Toronto City Council Considers Increased ‘Luxury Home’ Tax

The Toronto City Council recently weighed the possibility of raising the city’s Municipal Land Transfer Tax (MLTT) on homes valued at $2 million or more, in an effort to increase the municipality’s annual revenue by up to $18 million. The proposal garnered divided reactions from various groups and organizations in the city.

Toronto’s Municipal Land Transfer Tax

The tax was introduced originally in 2008, as an additional tax to the province’s Land Transfer Tax on homes sold within Toronto city limits. The tax is payable at the time of registration of a transfer of ownership, and is calculated based on the value of the property as follows:

  • The first $55,000: 0.5%
  • $55,000.01 to $250,000: 1.0%
  • $250,000.01 to $400,000: 1.5%
  • $400,000.01 to $2 million: 2.0%
  • Over $2 million: 2.5%

The provincial Land Transfer Tax (LTT) is calculated with the same rates. Based on the current rates, a person purchasing a home valued at $2 million in Toronto would pay $36,475.00 in MLTT as well as LTT, for a total of $72,950 in tax. As part of the final municipal budget approval meeting for 2021, the city sought input on what an increase of 1%, from 2.5% to 3.5%, on properties valued at over $2 million would mean in terms of revenue.

Affordable Housing Advocates Encouraged by Proposal

While most people have struggled to some degree over the past year given business closures and layoffs due to COVID-19, the financial impact will obviously be felt more by lower-income families, who have fewer funds and resources to help them cope with a dip in income. In a piece written for Now Magazine by the heads of the Daily Bread Food Bank and Social Planning Toronto, the authors point out that many families in Toronto are facing eviction from rental properties due to inability to pay, and Toronto shelters are at or near capacity. Conversely, the luxury home market has seen little impact, with a 30% increase in sales during the past year.

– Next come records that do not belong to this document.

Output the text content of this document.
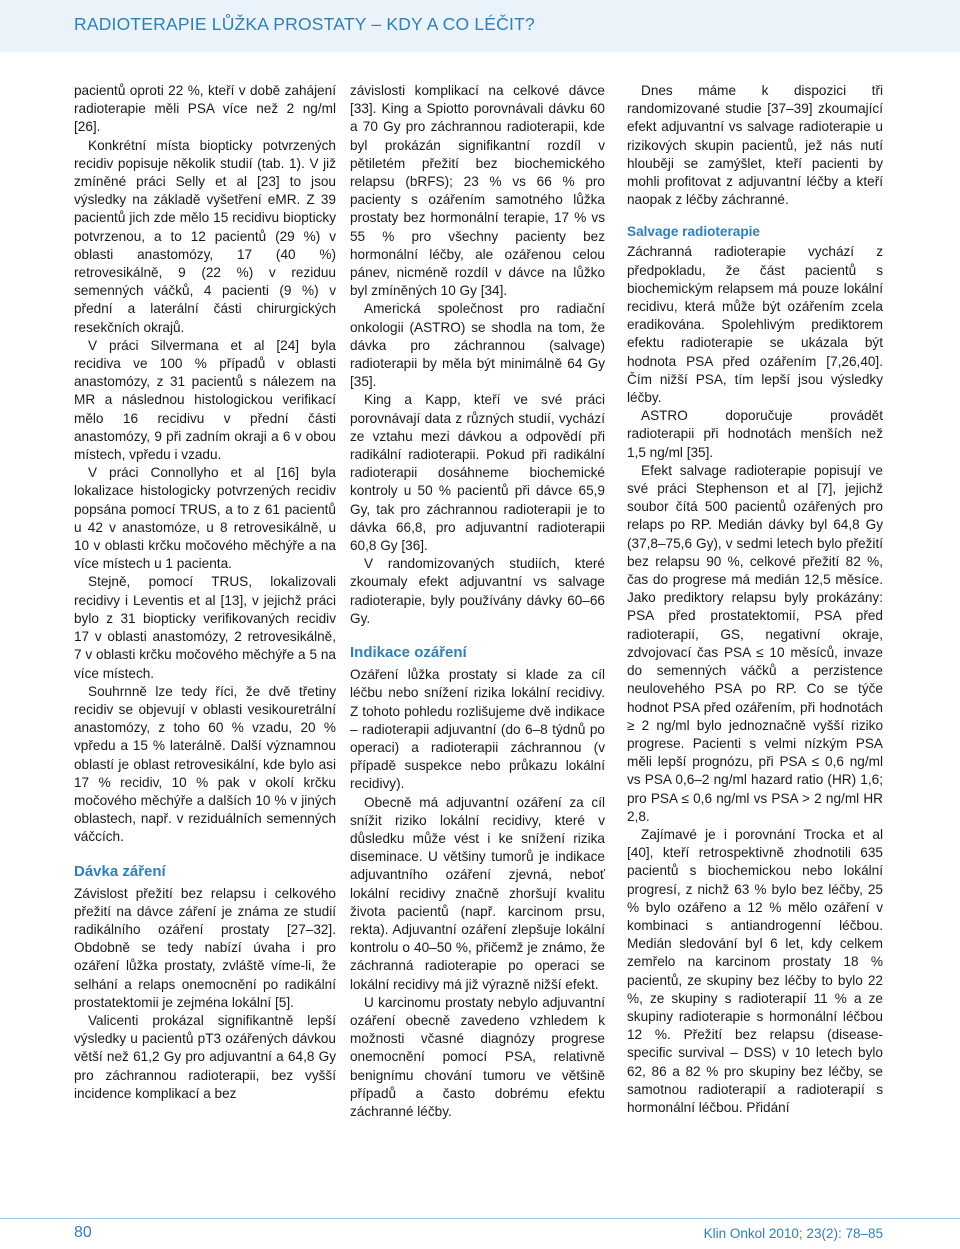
RADIOTERAPIE LŮŽKA PROSTATY – KDY A CO LÉČIT?

pacientů oproti 22 %, kteří v době zahájení radioterapie měli PSA více než 2 ng/ml [26].

Konkrétní místa biopticky potvrzených recidiv popisuje několik studií (tab. 1). V již zmíněné práci Selly et al [23] to jsou výsledky na základě vyšetření eMR. Z 39 pacientů jich zde mělo 15 recidivu biopticky potvrzenou, a to 12 pacientů (29 %) v oblasti anastomózy, 17 (40 %) retrovesikálně, 9 (22 %) v reziduu semenných váčků, 4 pacienti (9 %) v přední a laterální části chirurgických resekčních okrajů.

V práci Silvermana et al [24] byla recidiva ve 100 % případů v oblasti anastomózy, z 31 pacientů s nálezem na MR a následnou histologickou verifikací mělo 16 recidivu v přední části anastomózy, 9 při zadním okraji a 6 v obou místech, vpředu i vzadu.

V práci Connollyho et al [16] byla lokalizace histologicky potvrzených recidiv popsána pomocí TRUS, a to z 61 pacientů u 42 v anastomóze, u 8 retrovesikálně, u 10 v oblasti krčku močového měchýře a na více místech u 1 pacienta.

Stejně, pomocí TRUS, lokalizovali recidivy i Leventis et al [13], v jejichž práci bylo z 31 biopticky verifikovaných recidiv 17 v oblasti anastomózy, 2 retrovesikálně, 7 v oblasti krčku močového měchýře a 5 na více místech.

Souhrnně lze tedy říci, že dvě třetiny recidiv se objevují v oblasti vesikouretrální anastomózy, z toho 60 % vzadu, 20 % vpředu a 15 % laterálně. Další významnou oblastí je oblast retrovesikální, kde bylo asi 17 % recidiv, 10 % pak v okolí krčku močového měchýře a dalších 10 % v jiných oblastech, např. v reziduálních semenných váčcích.

Dávka záření

Závislost přežití bez relapsu i celkového přežití na dávce záření je známa ze studií radikálního ozáření prostaty [27–32]. Obdobně se tedy nabízí úvaha i pro ozáření lůžka prostaty, zvláště víme-li, že selhání a relaps onemocnění po radikální prostatektomii je zejména lokální [5].

Valicenti prokázal signifikantně lepší výsledky u pacientů pT3 ozářených dávkou větší než 61,2 Gy pro adjuvantní a 64,8 Gy pro záchrannou radioterapii, bez vyšší incidence komplikací a bez

závislosti komplikací na celkové dávce [33]. King a Spiotto porovnávali dávku 60 a 70 Gy pro záchrannou radioterapii, kde byl prokázán signifikantní rozdíl v pětiletém přežití bez biochemického relapsu (bRFS); 23 % vs 66 % pro pacienty s ozářením samotného lůžka prostaty bez hormonální terapie, 17 % vs 55 % pro všechny pacienty bez hormonální léčby, ale ozářenou celou pánev, nicméně rozdíl v dávce na lůžko byl zmíněných 10 Gy [34].

Americká společnost pro radiační onkologii (ASTRO) se shodla na tom, že dávka pro záchrannou (salvage) radioterapii by měla být minimálně 64 Gy [35].

King a Kapp, kteří ve své práci porovnávají data z různých studií, vychází ze vztahu mezi dávkou a odpovědí při radikální radioterapii. Pokud při radikální radioterapii dosáhneme biochemické kontroly u 50 % pacientů při dávce 65,9 Gy, tak pro záchrannou radioterapii je to dávka 66,8, pro adjuvantní radioterapii 60,8 Gy [36].

V randomizovaných studiích, které zkoumaly efekt adjuvantní vs salvage radioterapie, byly používány dávky 60–66 Gy.

Indikace ozáření

Ozáření lůžka prostaty si klade za cíl léčbu nebo snížení rizika lokální recidivy. Z tohoto pohledu rozlišujeme dvě indikace – radioterapii adjuvantní (do 6–8 týdnů po operaci) a radioterapii záchrannou (v případě suspekce nebo průkazu lokální recidivy).

Obecně má adjuvantní ozáření za cíl snížit riziko lokální recidivy, které v důsledku může vést i ke snížení rizika diseminace. U většiny tumorů je indikace adjuvantního ozáření zjevná, neboť lokální recidivy značně zhoršují kvalitu života pacientů (např. karcinom prsu, rekta). Adjuvantní ozáření zlepšuje lokální kontrolu o 40–50 %, přičemž je známo, že záchranná radioterapie po operaci se lokální recidivy má již výrazně nižší efekt.

U karcinomu prostaty nebylo adjuvantní ozáření obecně zavedeno vzhledem k možnosti včasné diagnózy progrese onemocnění pomocí PSA, relativně benignímu chování tumoru ve většině případů a často dobrému efektu záchranné léčby.

Dnes máme k dispozici tři randomizované studie [37–39] zkoumající efekt adjuvantní vs salvage radioterapie u rizikových skupin pacientů, jež nás nutí hlouběji se zamýšlet, kteří pacienti by mohli profitovat z adjuvantní léčby a kteří naopak z léčby záchranné.

Salvage radioterapie

Záchranná radioterapie vychází z předpokladu, že část pacientů s biochemickým relapsem má pouze lokální recidivu, která může být ozářením zcela eradikována. Spolehlivým prediktorem efektu radioterapie se ukázala být hodnota PSA před ozářením [7,26,40]. Čím nižší PSA, tím lepší jsou výsledky léčby.

ASTRO doporučuje provádět radioterapii při hodnotách menších než 1,5 ng/ml [35].

Efekt salvage radioterapie popisují ve své práci Stephenson et al [7], jejichž soubor čítá 500 pacientů ozářených pro relaps po RP. Medián dávky byl 64,8 Gy (37,8–75,6 Gy), v sedmi letech bylo přežití bez relapsu 90 %, celkové přežití 82 %, čas do progrese má medián 12,5 měsíce. Jako prediktory relapsu byly prokázány: PSA před prostatektomií, PSA před radioterapií, GS, negativní okraje, zdvojovací čas PSA ≤ 10 měsíců, invaze do semenných váčků a perzistence neulovehého PSA po RP. Co se týče hodnot PSA před ozářením, při hodnotách ≥ 2 ng/ml bylo jednoznačně vyšší riziko progrese. Pacienti s velmi nízkým PSA měli lepší prognózu, při PSA ≤ 0,6 ng/ml vs PSA 0,6–2 ng/ml hazard ratio (HR) 1,6; pro PSA ≤ 0,6 ng/ml vs PSA > 2 ng/ml HR 2,8.

Zajímavé je i porovnání Trocka et al [40], kteří retrospektivně zhodnotili 635 pacientů s biochemickou nebo lokální progresí, z nichž 63 % bylo bez léčby, 25 % bylo ozářeno a 12 % mělo ozáření v kombinaci s antiandrogenní léčbou. Medián sledování byl 6 let, kdy celkem zemřelo na karcinom prostaty 18 % pacientů, ze skupiny bez léčby to bylo 22 %, ze skupiny s radioterapií 11 % a ze skupiny radioterapie s hormonální léčbou 12 %. Přežití bez relapsu (disease-specific survival – DSS) v 10 letech bylo 62, 86 a 82 % pro skupiny bez léčby, se samotnou radioterapií a radioterapií s hormonální léčbou. Přidání

80	Klin Onkol 2010; 23(2): 78–85
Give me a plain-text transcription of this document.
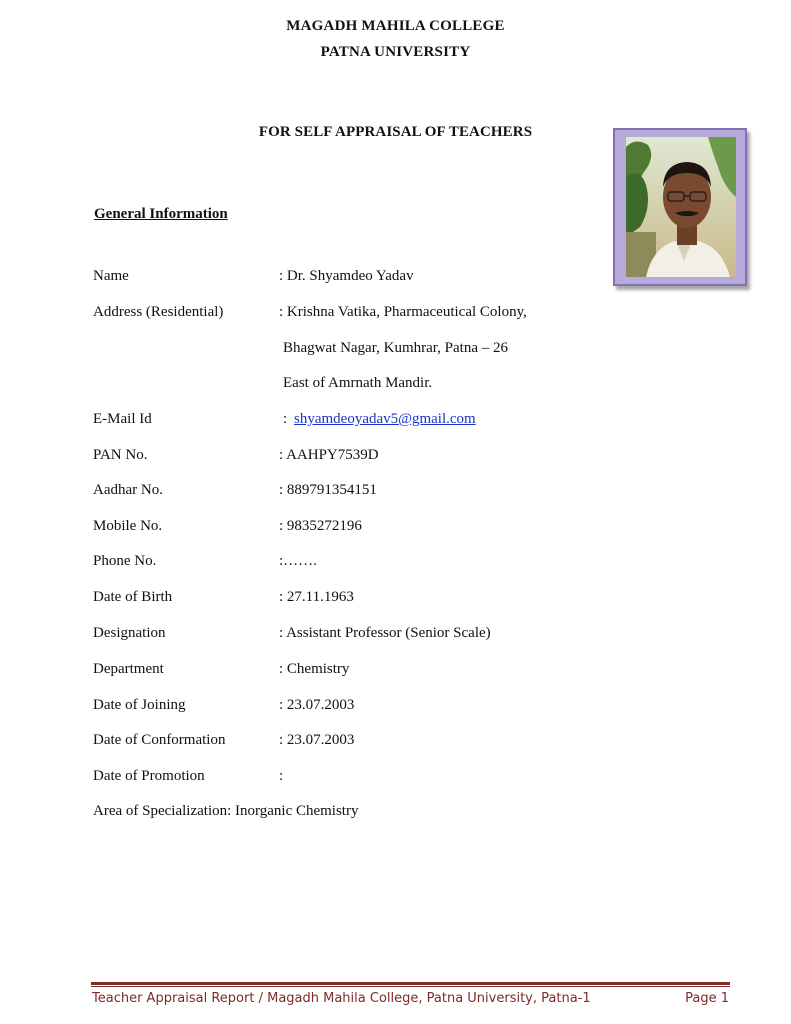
MAGADH MAHILA COLLEGE
PATNA UNIVERSITY
FOR SELF APPRAISAL OF TEACHERS
General Information
Name	: Dr. Shyamdeo Yadav
Address (Residential)	: Krishna Vatika, Pharmaceutical Colony,
Bhagwat Nagar, Kumhrar, Patna – 26
East of Amrnath Mandir.
E-Mail Id	: shyamdeoyadav5@gmail.com
PAN No.	: AAHPY7539D
Aadhar No.	: 889791354151
Mobile No.	: 9835272196
Phone No.	:…….
Date of Birth	: 27.11.1963
Designation	: Assistant Professor (Senior Scale)
Department	: Chemistry
Date of Joining	: 23.07.2003
Date of Conformation	: 23.07.2003
Date of Promotion	:
Area of Specialization: Inorganic Chemistry
Teacher Appraisal Report / Magadh Mahila College, Patna University, Patna-1	Page 1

Reports by city staff showed a possible increase in revenue amounting from $18 million to $26 million annually if the luxury real estate tax were to be imposed. With those funds, the city could afford to build hundreds of affordable homes per year, helping to provide much-needed stable housing for lower-income families.

Real Estate Industry Says Tax Would Have a Cooling Effect

In contrast to the position above, the Toronto Region Real Estate Board (TRREB) expressed concerns over the potential fallout if the tax increase were to be implemented, not just on luxury homes but modest ones as well. The president of TRREB, Lisa Patel, listed two primary considerations to dissuade the new increase:

  1. The average price of a detached home in Toronto in 2020 was just under $1.5 million. This included more average homes than the high-end homes the tax was intended to target. When the tax rates were set, a $2 million price tag would have been reserved for the luxury market, but the gap is becoming increasingly small.
  2. By imposing the tax, it could discourage those who may be looking to sell their more modest homes to invest in something larger. A family who may have been considering a new home over $2 million might instead choose to stay where they are and renovate instead, therefore limiting the number of more modest homes on the market. Given that the primary reason for Toronto’s housing shortage is an inadequate supply of affordable homes, this would put even more strain on a limited market.

City Opts to Table Measure for Now

The City Council held the vote on Thursday, February 18th, and the budget passed without the increase in MLTT for high-end homes. Instead, the City has commissioned a further study into potential revenue streams to make up for shortfalls during COVID-19. Lisa Patel of TRREB applauded the move:

TRREB understands and appreciates the budgetary challenges faced by the City of Toronto, but addressing those challenges in a way that would have made housing even less affordable would have been the wrong path forward. In fact, it would have been a step backward. We applaud Mayor John Tory and City Council for not moving ahead with the proposed MLTT increase and instead focusing on a more comprehensive discussion on revenue options, which TRREB looks forward to participating in. We believe that City Council took the right approach by directing staff to study all revenue options, instead of narrowly focusing on the MLTT.